Jouant la version de concert de Cooke, Gielen nous offre de l'ultime chef-d'œuvre de Mahler une interprétation implacable. L'intérêt de son interprétation est non seulement de nous proposer une immense leçon de direction d'orchestre, mais aussi de souligner la modernité prophétique du compositeur du Chant de la Terre, qui n'est pas seulement le musicien-poète du Wunderhorn, mais aussi le visionnaire radical des Symphonies n° 6, 7 et 9.

On admire chez Gielen la transparence du relief, la densité harmonique, l'originalité des frottements de timbres, en particulier sur les cuivres, et l'absence de tout sentimentalisme ou surcharge émotionnelle. D'un mouvement à l'autre, tout coule de source dans une gradation inéluctable, avec une cohérence absolue des tempos et des dynamiques (magnifiques diminuendi subito), des transitions d'une fluidité confondante, un entrelacs contrapuntique supérieurement élaboré et, plus admirable encore, de stupéfiants effets de "Klangfarbenmelodien" que souligne la très belle prise de son, aérée et puissante.
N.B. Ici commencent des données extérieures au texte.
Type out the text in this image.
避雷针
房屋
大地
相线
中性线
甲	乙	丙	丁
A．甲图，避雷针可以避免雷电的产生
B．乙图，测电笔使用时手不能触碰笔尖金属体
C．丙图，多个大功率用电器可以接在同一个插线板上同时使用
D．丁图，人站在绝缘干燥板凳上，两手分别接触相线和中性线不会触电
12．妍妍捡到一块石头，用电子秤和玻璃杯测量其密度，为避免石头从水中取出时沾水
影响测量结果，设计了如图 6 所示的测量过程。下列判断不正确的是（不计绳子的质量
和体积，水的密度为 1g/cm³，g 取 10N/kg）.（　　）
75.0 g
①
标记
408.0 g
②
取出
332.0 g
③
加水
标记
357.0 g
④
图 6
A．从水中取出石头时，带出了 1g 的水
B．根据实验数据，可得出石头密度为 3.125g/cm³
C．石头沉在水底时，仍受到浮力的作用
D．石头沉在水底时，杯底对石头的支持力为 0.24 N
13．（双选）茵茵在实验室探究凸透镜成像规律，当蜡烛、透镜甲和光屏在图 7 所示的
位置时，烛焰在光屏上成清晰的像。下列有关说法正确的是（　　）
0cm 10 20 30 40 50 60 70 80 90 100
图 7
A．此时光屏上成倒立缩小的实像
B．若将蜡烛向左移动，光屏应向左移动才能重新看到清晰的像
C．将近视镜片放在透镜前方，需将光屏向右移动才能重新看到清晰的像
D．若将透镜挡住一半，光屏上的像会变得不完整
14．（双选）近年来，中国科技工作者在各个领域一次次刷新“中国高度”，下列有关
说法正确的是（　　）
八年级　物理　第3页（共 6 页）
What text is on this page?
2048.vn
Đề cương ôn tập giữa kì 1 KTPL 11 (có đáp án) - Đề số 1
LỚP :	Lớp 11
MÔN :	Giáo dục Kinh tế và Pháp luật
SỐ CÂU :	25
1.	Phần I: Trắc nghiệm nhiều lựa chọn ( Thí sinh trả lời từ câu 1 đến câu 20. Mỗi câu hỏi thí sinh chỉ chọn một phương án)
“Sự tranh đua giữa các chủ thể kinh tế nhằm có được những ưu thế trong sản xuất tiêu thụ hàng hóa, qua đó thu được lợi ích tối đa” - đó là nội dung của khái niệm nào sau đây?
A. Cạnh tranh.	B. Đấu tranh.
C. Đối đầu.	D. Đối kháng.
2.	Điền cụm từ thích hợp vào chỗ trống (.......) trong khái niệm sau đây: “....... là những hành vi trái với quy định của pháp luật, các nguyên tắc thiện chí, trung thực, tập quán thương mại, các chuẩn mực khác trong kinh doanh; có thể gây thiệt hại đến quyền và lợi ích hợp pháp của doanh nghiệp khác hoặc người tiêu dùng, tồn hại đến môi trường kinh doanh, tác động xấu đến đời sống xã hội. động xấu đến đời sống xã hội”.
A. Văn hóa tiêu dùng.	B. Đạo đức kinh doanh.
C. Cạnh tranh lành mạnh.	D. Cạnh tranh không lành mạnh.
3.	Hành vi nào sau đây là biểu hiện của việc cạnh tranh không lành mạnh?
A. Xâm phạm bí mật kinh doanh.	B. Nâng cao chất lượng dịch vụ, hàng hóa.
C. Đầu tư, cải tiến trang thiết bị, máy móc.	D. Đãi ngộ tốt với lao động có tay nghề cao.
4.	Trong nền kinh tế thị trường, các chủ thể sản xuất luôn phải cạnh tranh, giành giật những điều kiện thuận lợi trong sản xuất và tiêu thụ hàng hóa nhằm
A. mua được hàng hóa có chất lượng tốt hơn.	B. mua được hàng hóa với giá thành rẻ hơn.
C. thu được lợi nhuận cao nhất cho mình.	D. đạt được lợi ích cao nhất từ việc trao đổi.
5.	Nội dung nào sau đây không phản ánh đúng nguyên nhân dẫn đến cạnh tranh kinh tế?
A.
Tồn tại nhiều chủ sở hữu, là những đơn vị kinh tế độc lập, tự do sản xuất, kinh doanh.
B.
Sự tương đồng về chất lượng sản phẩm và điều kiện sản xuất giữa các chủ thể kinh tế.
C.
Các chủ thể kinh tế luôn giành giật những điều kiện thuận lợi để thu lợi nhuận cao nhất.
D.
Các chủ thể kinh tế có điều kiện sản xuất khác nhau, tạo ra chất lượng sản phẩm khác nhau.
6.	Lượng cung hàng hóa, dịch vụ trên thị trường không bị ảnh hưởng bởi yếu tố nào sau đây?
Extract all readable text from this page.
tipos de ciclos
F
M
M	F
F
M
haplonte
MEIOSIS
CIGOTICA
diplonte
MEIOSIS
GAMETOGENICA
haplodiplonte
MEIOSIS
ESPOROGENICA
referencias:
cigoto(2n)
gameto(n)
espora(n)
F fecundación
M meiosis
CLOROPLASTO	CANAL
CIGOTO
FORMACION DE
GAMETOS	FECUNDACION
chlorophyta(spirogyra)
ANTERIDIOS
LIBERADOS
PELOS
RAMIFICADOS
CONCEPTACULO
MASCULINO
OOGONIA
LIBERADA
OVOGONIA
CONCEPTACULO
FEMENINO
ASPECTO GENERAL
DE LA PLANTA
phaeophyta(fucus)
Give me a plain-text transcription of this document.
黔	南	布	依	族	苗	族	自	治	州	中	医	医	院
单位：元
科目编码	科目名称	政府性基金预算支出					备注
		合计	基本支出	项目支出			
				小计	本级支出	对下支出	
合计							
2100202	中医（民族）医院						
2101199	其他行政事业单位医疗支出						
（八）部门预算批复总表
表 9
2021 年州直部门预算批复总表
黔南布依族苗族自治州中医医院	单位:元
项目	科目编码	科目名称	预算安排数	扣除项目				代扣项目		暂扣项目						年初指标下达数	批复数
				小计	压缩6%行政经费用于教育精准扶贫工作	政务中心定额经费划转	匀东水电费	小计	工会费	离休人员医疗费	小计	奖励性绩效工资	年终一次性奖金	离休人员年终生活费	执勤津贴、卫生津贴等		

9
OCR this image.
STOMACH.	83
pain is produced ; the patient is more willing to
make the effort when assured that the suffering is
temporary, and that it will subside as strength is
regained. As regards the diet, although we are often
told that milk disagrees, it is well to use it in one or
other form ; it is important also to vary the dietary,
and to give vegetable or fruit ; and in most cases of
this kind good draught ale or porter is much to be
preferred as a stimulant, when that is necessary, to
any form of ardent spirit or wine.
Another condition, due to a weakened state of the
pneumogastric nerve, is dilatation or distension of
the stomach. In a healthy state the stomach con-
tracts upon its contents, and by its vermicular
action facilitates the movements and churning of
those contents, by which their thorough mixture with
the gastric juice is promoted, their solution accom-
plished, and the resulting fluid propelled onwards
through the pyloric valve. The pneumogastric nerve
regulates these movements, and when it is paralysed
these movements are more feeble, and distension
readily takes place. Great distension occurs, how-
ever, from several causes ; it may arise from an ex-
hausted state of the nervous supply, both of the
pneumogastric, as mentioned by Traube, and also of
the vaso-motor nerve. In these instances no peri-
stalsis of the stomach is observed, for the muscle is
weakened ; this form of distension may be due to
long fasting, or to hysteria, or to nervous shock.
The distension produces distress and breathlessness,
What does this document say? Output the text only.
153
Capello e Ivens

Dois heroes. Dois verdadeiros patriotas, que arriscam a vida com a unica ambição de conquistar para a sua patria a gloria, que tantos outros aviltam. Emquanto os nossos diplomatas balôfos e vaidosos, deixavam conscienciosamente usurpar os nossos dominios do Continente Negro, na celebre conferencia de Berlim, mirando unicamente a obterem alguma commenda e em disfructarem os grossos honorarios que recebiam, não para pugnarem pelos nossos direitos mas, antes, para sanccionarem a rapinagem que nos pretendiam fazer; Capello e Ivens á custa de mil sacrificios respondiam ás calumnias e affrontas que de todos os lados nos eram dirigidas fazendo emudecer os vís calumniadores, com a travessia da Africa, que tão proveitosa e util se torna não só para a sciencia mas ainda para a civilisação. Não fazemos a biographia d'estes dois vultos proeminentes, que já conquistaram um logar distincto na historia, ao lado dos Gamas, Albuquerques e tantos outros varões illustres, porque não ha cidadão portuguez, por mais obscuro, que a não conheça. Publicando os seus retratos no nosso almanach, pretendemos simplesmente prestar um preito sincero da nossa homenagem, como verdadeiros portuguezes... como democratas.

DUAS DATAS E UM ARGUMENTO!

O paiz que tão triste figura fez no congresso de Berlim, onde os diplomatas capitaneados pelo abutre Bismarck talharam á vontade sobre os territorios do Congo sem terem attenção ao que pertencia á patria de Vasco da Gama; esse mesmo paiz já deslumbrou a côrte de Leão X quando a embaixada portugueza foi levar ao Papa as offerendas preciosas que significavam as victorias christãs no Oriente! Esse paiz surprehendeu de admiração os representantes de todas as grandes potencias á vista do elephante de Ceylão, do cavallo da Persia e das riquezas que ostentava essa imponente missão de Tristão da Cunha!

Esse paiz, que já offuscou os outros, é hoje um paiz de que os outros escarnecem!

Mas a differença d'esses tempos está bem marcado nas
Sans jamais forcer le trait par des intentions psychologiques qu'on peut repérer dans la biographie de Mahler (angoisse et prémonition de la mort, solitude et sentiment d'abandon), Gielen se laisse simplement guider par la cohérence musicale de l'œuvre, prouvant ainsi, à l'encontre de certains mahlériens historiques réticents à l'orchestration "complétée" de cette partition, que cette Symphonie inachevée est bien du plus haut, du plus pur Mahler. Cela nous vaut des passages d'une limpidité magique, d'un enchantement céleste, dans le Purgatorio ou dans le Finale, par exemple dans la longue montée initiée par la flûte après les coups de massue de la grosse caisse et la lugubre procession des cuivres, sardoniques et fantomatiques à souhait.

Gielen obtient là des moments de suspension du temps absolument inouïs. Tout le dernier mouvement est d'ailleurs une apothéose géniale, avec des timbres burinés à l'extrême, des lignes et des plans d'une grande acuité polyphonique et une tension toujours à la limite de la dissonance sur les cuivres. Le résultat est bouleversant, déchirant dans les grands élans de désespoir. Gielen, qui avait déjà enregistré l'Adagio isolément, nous offre là une référence absolue que je place pour ma part avant Sanderling (Berlin Classics), Rattle/Berlin (EMI), Barshaï (Brillant Classics) et Chailly (Decca).